4 tips to combat seasonal affective disorder

Woman staring out a window

If you’ve noticed that you’re persistently unhappy when the days get shorter, you’re not alone. You might be experiencing a common type of depression called seasonal affective disorder (SAD). 

SAD is caused by reduced exposure to light. When the days get shorter and you spend less time outside, your body’s natural clock (circadian rhythm) gets out of sync. “Your body’s natural clock starts when you get the first burst of light in the morning,” says Jerry Walker, PhD, Nebraska Medicine psychologist. Without that burst of light, your body will keep producing the sleep hormone melatonin, which lowers your mood and energy.

SAD mimics a major depressive episode. Some symptoms of SAD are:

  • Losing enjoyment in things that used to be fun
  • Withdrawing from people
  • Oversleeping an hour or more every day
  • Appetite changes, especially craving foods that are high in carbohydrates
  • Tiredness or low energy

1. Try light therapy.

“Light therapy can be an effective treatment for SAD,” says Dr. Walker. “A light box provides the burst of light, which cascades all the wake hormones.” You’ll want a light box that provides at least 10,000 lux, which is standard. Use it when you first wake up for 20 to 30 minutes. Don’t stare directly at the light box, though – it just needs to be shining on your face. 
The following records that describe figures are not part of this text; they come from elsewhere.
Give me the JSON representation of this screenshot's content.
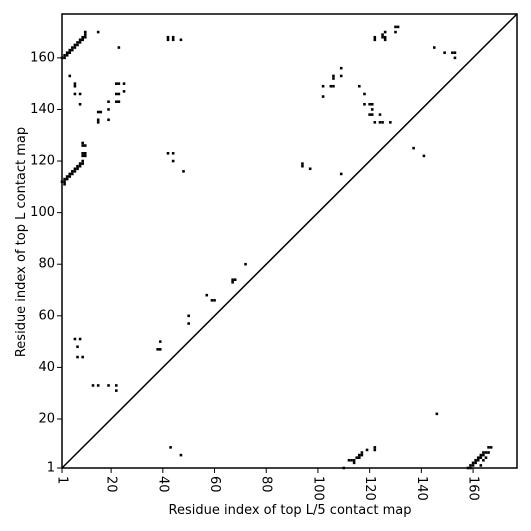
{
  "chart_data": {
    "type": "heatmap",
    "title": "",
    "xlabel": "Residue index of top L/5 contact map",
    "ylabel": "Residue index of top L contact map",
    "xlim": [
      1,
      177
    ],
    "ylim": [
      1,
      177
    ],
    "xticks": [
      1,
      20,
      40,
      60,
      80,
      100,
      120,
      140,
      160
    ],
    "yticks": [
      1,
      20,
      40,
      60,
      80,
      100,
      120,
      140,
      160
    ],
    "grid": false,
    "colors": {
      "contact": "#000000",
      "background": "#ffffff",
      "diagonal": "#000000"
    },
    "upper_contacts": [
      [
        1,
        160
      ],
      [
        2,
        160
      ],
      [
        2,
        161
      ],
      [
        3,
        161
      ],
      [
        3,
        162
      ],
      [
        4,
        162
      ],
      [
        4,
        163
      ],
      [
        5,
        163
      ],
      [
        5,
        164
      ],
      [
        6,
        164
      ],
      [
        6,
        165
      ],
      [
        7,
        165
      ],
      [
        7,
        166
      ],
      [
        8,
        166
      ],
      [
        8,
        167
      ],
      [
        9,
        167
      ],
      [
        9,
        168
      ],
      [
        10,
        168
      ],
      [
        10,
        169
      ],
      [
        10,
        170
      ],
      [
        1,
        112
      ],
      [
        2,
        112
      ],
      [
        2,
        113
      ],
      [
        3,
        113
      ],
      [
        3,
        114
      ],
      [
        4,
        114
      ],
      [
        4,
        115
      ],
      [
        5,
        115
      ],
      [
        5,
        116
      ],
      [
        6,
        116
      ],
      [
        6,
        117
      ],
      [
        7,
        117
      ],
      [
        7,
        118
      ],
      [
        8,
        118
      ],
      [
        8,
        119
      ],
      [
        9,
        119
      ],
      [
        9,
        120
      ],
      [
        9,
        122
      ],
      [
        10,
        122
      ],
      [
        9,
        123
      ],
      [
        10,
        123
      ],
      [
        9,
        126
      ],
      [
        10,
        126
      ],
      [
        9,
        127
      ],
      [
        2,
        111
      ],
      [
        4,
        153
      ],
      [
        6,
        150
      ],
      [
        6,
        149
      ],
      [
        6,
        146
      ],
      [
        8,
        146
      ],
      [
        8,
        142
      ],
      [
        8,
        51
      ],
      [
        6,
        51
      ],
      [
        7,
        48
      ],
      [
        7,
        44
      ],
      [
        9,
        44
      ],
      [
        13,
        33
      ],
      [
        15,
        33
      ],
      [
        19,
        33
      ],
      [
        22,
        33
      ],
      [
        22,
        31
      ],
      [
        15,
        135
      ],
      [
        15,
        136
      ],
      [
        15,
        139
      ],
      [
        16,
        139
      ],
      [
        19,
        136
      ],
      [
        19,
        140
      ],
      [
        19,
        143
      ],
      [
        22,
        143
      ],
      [
        23,
        143
      ],
      [
        22,
        146
      ],
      [
        23,
        146
      ],
      [
        25,
        147
      ],
      [
        22,
        150
      ],
      [
        23,
        150
      ],
      [
        25,
        150
      ],
      [
        23,
        164
      ],
      [
        15,
        170
      ],
      [
        38,
        47
      ],
      [
        39,
        47
      ],
      [
        39,
        50
      ],
      [
        42,
        167
      ],
      [
        42,
        168
      ],
      [
        44,
        167
      ],
      [
        44,
        168
      ],
      [
        47,
        167
      ],
      [
        42,
        123
      ],
      [
        44,
        123
      ],
      [
        44,
        120
      ],
      [
        48,
        116
      ],
      [
        50,
        60
      ],
      [
        50,
        57
      ],
      [
        57,
        68
      ],
      [
        59,
        66
      ],
      [
        60,
        66
      ],
      [
        67,
        73
      ],
      [
        67,
        74
      ],
      [
        68,
        74
      ],
      [
        72,
        80
      ],
      [
        94,
        118
      ],
      [
        94,
        119
      ],
      [
        97,
        117
      ],
      [
        102,
        145
      ],
      [
        102,
        149
      ],
      [
        105,
        149
      ],
      [
        106,
        149
      ],
      [
        106,
        152
      ],
      [
        106,
        153
      ],
      [
        109,
        153
      ],
      [
        109,
        156
      ],
      [
        109,
        115
      ],
      [
        116,
        149
      ],
      [
        118,
        146
      ],
      [
        118,
        142
      ],
      [
        120,
        142
      ],
      [
        121,
        142
      ],
      [
        120,
        138
      ],
      [
        121,
        138
      ],
      [
        121,
        140
      ],
      [
        122,
        135
      ],
      [
        122,
        167
      ],
      [
        122,
        168
      ],
      [
        124,
        138
      ],
      [
        124,
        135
      ],
      [
        125,
        135
      ],
      [
        125,
        168
      ],
      [
        125,
        169
      ],
      [
        126,
        168
      ],
      [
        126,
        167
      ],
      [
        126,
        170
      ],
      [
        128,
        135
      ],
      [
        130,
        170
      ],
      [
        130,
        172
      ],
      [
        131,
        172
      ],
      [
        137,
        125
      ],
      [
        141,
        122
      ],
      [
        145,
        164
      ],
      [
        149,
        162
      ],
      [
        152,
        162
      ],
      [
        153,
        162
      ],
      [
        153,
        160
      ]
    ],
    "lower_contacts": [
      [
        43,
        9
      ],
      [
        47,
        6
      ],
      [
        146,
        22
      ],
      [
        110,
        1
      ],
      [
        112,
        4
      ],
      [
        113,
        4
      ],
      [
        114,
        3
      ],
      [
        114,
        4
      ],
      [
        115,
        5
      ],
      [
        116,
        5
      ],
      [
        116,
        6
      ],
      [
        117,
        6
      ],
      [
        117,
        7
      ],
      [
        119,
        8
      ],
      [
        122,
        8
      ],
      [
        122,
        9
      ],
      [
        158,
        1
      ],
      [
        159,
        1
      ],
      [
        159,
        2
      ],
      [
        160,
        2
      ],
      [
        160,
        3
      ],
      [
        161,
        3
      ],
      [
        161,
        4
      ],
      [
        162,
        4
      ],
      [
        162,
        5
      ],
      [
        163,
        5
      ],
      [
        163,
        2
      ],
      [
        163,
        6
      ],
      [
        164,
        6
      ],
      [
        164,
        4
      ],
      [
        164,
        7
      ],
      [
        165,
        7
      ],
      [
        165,
        5
      ],
      [
        166,
        7
      ],
      [
        166,
        9
      ],
      [
        167,
        9
      ]
    ]
  }
}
2. Exercise in the morning.

An upbeat exercise session in the morning can also help you wake up. “Physical activity jumpstarts the wake cycle,” says Dr. Walker. When you get your heart rate up, your body sees it as a sign that it should be awake. Exercise also releases endorphins, hormones that reduce pain and boost your mood.

3. Tweak what you eat.

If you drink something really cold or really hot in the early morning, that can also reset your circadian clock. “A hot or cold drink works like a shock to the system,” says Dr. Walker. What you eat throughout the day can also affect how you feel. You’ll want to stay away from heavier foods and carbs, which tend to sap energy. Lighter foods like seafood, nuts and leafy greens will give you long-lasting energy.

4. Talk with your doctor.

Above are general recommendations that might help. If your symptoms of SAD persist, schedule an appointment with your doctor. Antidepressants or therapy might be much more effective for you. Some people with SAD benefit from taking antidepressants in the winter months and don’t need medication the rest of the year.